This is the mail archive of the
mailing list for the glibc project.
Re: [RFC] further speedup of strcoll
- From: "Carlos O'Donell" <carlos at redhat dot com>
- To: Leonhard Holz <leonhard dot holz at web dot de>, libc-alpha at sourceware dot org
- Date: Wed, 11 Feb 2015 13:16:39 -0500
- Subject: Re: [RFC] further speedup of strcoll
- Authentication-results: sourceware.org; auth=none
- References: <54DB22FA dot 3030208 at web dot de>
On 02/11/2015 04:38 AM, Leonhard Holz wrote:
> The strcoll method can probably be made faster by fast-forwarding to
> the position of the first difference of the two strings via bytewise
> comparison so that the expensive location-aware comparison has to
> deal with the interesting part of the strings only. But this has some
> implications so I ask for your feedback.

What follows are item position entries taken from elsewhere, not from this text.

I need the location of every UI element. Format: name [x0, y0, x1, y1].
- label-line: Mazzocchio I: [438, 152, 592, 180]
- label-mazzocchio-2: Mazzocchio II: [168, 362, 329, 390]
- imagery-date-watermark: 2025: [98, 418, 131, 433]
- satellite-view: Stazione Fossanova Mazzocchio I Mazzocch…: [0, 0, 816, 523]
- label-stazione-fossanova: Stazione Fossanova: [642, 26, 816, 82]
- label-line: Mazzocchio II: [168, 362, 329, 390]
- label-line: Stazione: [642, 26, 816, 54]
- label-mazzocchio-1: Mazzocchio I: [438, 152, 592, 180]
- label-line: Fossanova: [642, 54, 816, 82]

> First issue is that I do not know of a function which returns the
> position of the first difference of two strings. This functionality
> is actually included in strcmp but not accessible. I could implement
> a new __ function in C and later carve out platform dependent
> versions from strcmp.
It's always OK to start with an internal function.
> Then it needs to be encoding aware as for anything but 8bit encodings
> the bytewise comparison can stop in the middle of a multi-byte value.
> Actually there is no easy way get the encoding type (one could check
> for "UTF-8" in the locale name, but this is way to expensive) and
> probably __locale_t has to be extended with an int encoding_type that
> e.g. states 0 for other, 1 for 8-bit, 2 for UTF-8 and so on. Is this
The size and alignment of locale_t must not change. That's the hard
requirement from the ABI perspective.
> And finally it is necessary to check if the difference is inside a
> backward sequence since then there could be a difference after the
> found difference that is logically before it. And since there is no
> way to find the start of a backward sequence from within the
> comparison has to start from the beginning of the strings and the
> effort to get the position of the first difference is wasted. But
> this should be overweighted by the speedup in the other cases,
> especially if the strings are actually equal.
We'll need real data and benchmarking to validate that.